The question of whether a particular device or process is Turing-Complete usually does involve some type of assumption that deals with the issue of potentially unbounded (but finite in each case) computation. For example, in showing that Rule 110 in cellular automata, or Conway’s Game of Life, is Turing-Complete, one needs to assume that the grid available is infinite. I believe that for Rule 110, one further assumes that the grid is initially pre-set with an infinite repeating pattern that represents a blank tape. Is this kosher? The theoretical CS community seems to have agreed that it is.

I think the simulation presented by @jcross, which involves using an infinite repeating pattern of parts on a board of fixed width but infinite length, is a reasonable model and probably shows Turing-Completeness. I say “probably” only because it hasn’t been written up, submitted, and peer-reviewed, and consequently carefully checked for correctness.

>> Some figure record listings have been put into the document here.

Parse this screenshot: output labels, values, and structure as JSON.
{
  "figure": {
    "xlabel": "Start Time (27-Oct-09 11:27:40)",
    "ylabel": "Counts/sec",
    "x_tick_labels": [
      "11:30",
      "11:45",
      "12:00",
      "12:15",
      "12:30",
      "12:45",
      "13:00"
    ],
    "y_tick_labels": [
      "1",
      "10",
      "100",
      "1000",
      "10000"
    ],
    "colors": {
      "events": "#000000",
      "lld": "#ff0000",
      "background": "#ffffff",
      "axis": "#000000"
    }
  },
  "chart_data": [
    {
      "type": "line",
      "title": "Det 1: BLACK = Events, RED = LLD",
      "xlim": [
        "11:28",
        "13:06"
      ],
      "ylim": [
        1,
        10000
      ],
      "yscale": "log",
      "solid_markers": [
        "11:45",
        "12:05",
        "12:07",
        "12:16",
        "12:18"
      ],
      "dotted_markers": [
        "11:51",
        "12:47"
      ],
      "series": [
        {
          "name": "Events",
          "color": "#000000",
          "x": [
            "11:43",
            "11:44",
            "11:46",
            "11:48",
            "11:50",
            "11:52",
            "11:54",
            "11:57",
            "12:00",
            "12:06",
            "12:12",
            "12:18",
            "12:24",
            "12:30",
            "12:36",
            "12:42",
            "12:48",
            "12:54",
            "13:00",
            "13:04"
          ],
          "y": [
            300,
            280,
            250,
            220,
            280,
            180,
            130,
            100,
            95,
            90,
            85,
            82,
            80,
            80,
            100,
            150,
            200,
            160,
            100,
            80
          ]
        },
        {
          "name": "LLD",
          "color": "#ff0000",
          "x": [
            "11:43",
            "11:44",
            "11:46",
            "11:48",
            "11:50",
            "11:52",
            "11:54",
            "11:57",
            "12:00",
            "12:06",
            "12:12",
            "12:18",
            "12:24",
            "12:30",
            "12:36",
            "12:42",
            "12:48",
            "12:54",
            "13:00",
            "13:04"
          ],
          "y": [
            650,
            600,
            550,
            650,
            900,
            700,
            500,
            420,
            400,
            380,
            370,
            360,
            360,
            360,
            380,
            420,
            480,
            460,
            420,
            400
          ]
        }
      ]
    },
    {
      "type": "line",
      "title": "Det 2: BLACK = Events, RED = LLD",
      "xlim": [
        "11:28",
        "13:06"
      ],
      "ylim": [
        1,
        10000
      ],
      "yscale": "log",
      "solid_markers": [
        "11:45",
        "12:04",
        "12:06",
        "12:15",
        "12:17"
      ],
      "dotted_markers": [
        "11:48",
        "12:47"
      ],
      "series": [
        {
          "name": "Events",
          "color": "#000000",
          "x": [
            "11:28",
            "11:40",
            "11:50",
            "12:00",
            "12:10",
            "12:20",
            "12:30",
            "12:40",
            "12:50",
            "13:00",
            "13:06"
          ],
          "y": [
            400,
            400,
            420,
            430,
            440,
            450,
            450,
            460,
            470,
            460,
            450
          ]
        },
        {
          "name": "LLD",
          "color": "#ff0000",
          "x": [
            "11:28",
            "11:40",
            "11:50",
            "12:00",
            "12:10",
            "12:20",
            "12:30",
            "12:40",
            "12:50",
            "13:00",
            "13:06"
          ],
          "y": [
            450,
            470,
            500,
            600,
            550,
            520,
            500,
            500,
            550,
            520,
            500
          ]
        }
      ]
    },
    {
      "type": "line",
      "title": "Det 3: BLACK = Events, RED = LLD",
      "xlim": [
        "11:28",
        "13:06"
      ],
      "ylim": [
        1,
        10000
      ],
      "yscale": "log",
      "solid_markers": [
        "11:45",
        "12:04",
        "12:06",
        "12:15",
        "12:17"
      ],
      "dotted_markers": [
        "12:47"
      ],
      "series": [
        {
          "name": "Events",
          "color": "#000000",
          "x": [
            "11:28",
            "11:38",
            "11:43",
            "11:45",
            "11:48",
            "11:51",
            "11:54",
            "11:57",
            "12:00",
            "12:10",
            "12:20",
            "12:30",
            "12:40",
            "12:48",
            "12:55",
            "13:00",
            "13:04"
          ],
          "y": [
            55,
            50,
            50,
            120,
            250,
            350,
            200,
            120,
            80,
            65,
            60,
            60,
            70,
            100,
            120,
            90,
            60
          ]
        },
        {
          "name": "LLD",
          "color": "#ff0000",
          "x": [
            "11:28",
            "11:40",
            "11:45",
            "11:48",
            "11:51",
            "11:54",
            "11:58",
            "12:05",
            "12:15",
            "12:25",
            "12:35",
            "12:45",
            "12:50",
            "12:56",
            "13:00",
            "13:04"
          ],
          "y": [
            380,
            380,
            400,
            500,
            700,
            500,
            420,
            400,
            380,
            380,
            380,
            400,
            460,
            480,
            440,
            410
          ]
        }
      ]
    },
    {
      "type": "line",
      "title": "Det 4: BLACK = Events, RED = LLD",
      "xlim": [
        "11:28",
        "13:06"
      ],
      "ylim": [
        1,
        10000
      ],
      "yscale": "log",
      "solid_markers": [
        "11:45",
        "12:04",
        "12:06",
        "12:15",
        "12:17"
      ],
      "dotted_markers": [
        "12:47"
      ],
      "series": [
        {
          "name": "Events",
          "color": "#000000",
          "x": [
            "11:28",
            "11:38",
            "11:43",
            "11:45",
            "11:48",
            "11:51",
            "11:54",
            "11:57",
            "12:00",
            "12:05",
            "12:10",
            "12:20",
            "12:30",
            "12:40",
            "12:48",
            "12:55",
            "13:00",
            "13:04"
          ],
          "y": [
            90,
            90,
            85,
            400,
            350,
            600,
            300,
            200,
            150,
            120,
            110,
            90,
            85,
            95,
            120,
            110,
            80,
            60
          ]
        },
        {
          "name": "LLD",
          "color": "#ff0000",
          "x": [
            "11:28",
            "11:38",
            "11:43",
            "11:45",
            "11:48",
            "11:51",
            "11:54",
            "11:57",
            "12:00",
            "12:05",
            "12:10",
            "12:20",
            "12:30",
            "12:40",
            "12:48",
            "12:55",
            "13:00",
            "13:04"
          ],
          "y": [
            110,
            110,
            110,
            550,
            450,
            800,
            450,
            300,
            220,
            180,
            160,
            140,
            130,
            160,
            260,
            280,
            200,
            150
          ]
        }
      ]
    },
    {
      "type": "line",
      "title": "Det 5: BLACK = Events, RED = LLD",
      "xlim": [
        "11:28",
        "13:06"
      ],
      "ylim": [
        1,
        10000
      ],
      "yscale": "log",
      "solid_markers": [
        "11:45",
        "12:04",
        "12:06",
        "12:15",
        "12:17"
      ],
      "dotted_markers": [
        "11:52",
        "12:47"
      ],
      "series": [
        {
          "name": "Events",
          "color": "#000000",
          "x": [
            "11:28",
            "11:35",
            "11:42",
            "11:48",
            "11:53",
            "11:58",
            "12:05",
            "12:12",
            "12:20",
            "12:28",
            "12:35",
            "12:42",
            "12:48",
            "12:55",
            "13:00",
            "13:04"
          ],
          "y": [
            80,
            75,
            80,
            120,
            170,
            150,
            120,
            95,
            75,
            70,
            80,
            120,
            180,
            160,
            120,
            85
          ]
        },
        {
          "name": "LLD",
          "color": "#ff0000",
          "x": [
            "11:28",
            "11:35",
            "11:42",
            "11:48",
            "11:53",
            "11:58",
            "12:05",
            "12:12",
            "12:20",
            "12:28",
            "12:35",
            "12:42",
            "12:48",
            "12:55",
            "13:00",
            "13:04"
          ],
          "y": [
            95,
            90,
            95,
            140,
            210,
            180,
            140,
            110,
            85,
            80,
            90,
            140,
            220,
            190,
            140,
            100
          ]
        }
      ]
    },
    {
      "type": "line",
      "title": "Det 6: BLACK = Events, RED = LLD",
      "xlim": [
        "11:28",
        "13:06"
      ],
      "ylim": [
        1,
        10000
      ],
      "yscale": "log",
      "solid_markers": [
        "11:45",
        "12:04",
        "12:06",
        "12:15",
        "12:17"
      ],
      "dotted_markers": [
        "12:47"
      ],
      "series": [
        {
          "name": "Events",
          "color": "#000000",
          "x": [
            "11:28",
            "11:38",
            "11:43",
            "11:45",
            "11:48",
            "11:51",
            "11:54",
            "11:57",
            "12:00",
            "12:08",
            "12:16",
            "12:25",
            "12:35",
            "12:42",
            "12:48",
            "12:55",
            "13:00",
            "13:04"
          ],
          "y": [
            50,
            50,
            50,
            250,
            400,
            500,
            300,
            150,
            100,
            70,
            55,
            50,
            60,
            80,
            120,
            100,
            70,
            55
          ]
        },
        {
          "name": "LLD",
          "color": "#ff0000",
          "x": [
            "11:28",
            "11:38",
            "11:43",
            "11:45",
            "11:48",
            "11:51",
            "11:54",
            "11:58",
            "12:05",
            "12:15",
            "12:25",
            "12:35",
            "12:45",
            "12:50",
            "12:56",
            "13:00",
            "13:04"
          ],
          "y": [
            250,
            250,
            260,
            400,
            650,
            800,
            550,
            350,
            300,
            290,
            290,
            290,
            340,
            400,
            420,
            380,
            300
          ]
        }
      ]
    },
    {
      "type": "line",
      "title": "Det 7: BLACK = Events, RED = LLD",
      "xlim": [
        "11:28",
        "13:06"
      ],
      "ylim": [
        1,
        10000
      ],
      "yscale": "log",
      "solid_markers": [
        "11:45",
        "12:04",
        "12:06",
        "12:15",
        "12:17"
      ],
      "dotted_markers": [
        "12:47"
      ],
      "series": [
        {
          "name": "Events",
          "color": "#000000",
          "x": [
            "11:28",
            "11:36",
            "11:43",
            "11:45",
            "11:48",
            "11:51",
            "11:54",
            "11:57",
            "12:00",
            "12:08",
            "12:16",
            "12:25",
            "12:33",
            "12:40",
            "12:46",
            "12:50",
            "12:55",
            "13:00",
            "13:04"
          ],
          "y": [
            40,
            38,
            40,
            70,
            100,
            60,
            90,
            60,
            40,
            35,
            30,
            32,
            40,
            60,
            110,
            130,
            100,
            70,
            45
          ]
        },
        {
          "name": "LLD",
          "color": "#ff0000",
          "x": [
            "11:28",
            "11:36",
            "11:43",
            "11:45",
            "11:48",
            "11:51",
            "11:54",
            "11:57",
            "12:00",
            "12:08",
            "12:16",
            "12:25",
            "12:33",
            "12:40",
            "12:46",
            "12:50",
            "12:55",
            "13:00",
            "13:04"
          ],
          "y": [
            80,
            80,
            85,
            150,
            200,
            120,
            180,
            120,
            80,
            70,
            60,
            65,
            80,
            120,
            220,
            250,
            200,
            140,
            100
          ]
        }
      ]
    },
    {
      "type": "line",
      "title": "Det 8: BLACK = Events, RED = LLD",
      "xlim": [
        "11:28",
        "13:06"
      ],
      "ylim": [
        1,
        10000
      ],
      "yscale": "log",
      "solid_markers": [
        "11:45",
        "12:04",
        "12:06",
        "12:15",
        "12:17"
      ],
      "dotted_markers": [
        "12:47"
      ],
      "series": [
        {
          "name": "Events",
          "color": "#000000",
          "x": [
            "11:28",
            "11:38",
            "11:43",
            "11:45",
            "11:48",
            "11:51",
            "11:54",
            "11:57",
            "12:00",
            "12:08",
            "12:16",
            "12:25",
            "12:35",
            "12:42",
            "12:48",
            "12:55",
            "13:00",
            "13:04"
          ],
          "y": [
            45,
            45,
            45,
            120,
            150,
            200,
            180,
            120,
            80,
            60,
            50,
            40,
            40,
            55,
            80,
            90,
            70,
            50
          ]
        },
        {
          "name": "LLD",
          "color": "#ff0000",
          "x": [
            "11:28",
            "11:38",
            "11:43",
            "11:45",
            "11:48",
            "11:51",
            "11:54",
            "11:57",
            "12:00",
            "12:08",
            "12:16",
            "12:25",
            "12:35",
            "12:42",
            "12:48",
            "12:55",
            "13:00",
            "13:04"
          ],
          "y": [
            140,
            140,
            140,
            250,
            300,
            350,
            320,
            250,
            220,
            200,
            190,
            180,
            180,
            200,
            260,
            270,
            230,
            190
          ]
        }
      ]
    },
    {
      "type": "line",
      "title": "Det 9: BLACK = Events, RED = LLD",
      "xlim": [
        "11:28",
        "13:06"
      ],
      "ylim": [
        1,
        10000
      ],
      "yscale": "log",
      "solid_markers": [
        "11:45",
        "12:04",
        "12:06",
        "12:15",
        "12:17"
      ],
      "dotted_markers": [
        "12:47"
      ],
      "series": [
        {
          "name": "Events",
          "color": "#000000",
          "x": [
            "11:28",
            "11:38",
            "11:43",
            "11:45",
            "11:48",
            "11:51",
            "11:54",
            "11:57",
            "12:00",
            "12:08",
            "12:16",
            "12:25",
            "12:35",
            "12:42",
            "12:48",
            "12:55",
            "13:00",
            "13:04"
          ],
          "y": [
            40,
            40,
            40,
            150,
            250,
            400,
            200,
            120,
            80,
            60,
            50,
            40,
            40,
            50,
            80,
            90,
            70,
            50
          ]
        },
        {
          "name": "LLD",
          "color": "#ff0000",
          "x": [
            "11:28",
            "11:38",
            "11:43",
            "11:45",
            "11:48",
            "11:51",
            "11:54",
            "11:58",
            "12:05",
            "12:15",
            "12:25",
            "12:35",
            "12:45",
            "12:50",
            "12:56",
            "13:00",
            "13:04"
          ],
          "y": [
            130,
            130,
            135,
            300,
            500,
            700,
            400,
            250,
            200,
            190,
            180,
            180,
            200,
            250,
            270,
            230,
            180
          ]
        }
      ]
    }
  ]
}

IMO, all other contributions to this discussion do not adequately deal with this issue - and ultimately involve constructing only a computer with finite capacity - hence no more powerful than a finite-state machine.

So, I think the claims that Turing Tumble is Turing-Complete are premature given this state of affairs.

The discussions we’ve had here attempt to determine other “reasonable” ways to deal with the unbounded tape question. The finite state control only needs a fixed number of TT parts, but the model needs to allow for arbitrarily long inputs. Hence thoughts of a potentially shiftable horizontal array of bits below a ball drop to represent the tape. (But this model would then need a new lever or part that does a tape shift one way or another.) Or, an infinitely long repeating pattern of some sort representing the initial input and infinitely many blank cells (as in the @jcross construction). I think that all of these are reasonable approaches to resolving the question.